A, two-dimensional gel (isoelectric focusing, SDS-PAGE) analysis of recombinant R60A CDO illustrating differences in pI between the upper and lower band species of CDO protein. B, composite summaries of amino acid sequences identified in peptide fragments of R60A CDO generated by trypsin digestion of the upper right and lower left spots resolved in A followed by nanoLC-MS/MS analysis. Amino acid residues positively identified in peptide fragments are indicated in black, and those that were not detected are indicated in gray. Residues Cys⁹³ and Tyr¹⁵⁷ are indicated in an enlarged font. The mutated residue (R60A) is indicated by an asterisk.
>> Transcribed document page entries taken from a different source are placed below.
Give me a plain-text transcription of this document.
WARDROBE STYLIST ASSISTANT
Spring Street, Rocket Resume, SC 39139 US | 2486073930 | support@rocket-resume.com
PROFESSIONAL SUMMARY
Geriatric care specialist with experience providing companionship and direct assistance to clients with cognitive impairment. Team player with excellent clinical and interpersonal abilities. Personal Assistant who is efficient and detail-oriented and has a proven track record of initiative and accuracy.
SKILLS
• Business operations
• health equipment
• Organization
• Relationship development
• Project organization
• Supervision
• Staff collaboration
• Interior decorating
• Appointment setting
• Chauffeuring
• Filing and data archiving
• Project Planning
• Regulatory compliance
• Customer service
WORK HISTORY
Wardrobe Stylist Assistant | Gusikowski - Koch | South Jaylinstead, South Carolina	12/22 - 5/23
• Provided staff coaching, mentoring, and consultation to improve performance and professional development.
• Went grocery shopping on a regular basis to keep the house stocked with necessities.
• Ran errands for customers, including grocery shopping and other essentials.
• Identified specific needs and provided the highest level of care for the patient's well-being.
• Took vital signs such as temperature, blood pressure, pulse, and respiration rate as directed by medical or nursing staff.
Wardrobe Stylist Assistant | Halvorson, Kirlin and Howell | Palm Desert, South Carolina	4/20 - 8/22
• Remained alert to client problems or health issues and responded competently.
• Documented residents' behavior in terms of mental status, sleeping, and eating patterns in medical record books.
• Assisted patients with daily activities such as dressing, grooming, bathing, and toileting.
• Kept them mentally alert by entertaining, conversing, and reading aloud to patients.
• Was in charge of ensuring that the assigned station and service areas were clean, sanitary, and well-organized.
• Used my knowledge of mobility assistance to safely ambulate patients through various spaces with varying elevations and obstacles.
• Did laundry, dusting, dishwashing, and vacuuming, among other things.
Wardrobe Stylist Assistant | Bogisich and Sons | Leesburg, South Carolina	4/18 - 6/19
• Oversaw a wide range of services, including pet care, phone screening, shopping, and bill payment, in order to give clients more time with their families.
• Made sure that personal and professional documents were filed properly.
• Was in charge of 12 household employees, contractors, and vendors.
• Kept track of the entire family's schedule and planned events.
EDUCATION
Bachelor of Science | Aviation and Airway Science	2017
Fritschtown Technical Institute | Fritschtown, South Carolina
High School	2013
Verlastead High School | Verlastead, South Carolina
C, MS/MS spectrum of the doubly charged peptide (FNLMILCWGEGHGSSIHDHTDSHCFLK) ion, acquired from nanoLC-MS/MS analysis of tryptic digest of R60A CDO upper band. MS/MS spectrum showed that both Cys⁷⁶ and Cys⁹³ residues are carboxyamidomethyl cysteine. D, MS/MS spectrum of the doubly charged peptide (VENVSHTEPAVSLHLYSPPFDTCHAFDQR) ion, acquired from nanoLC-MS/MS analysis of tryptic digest of R60A CDO upper band. The Cys¹⁶⁴ residue is carboxyamidomethyl cysteine. Abbreviations used are as follows: cps, counts/s; amu, atomic mass unit.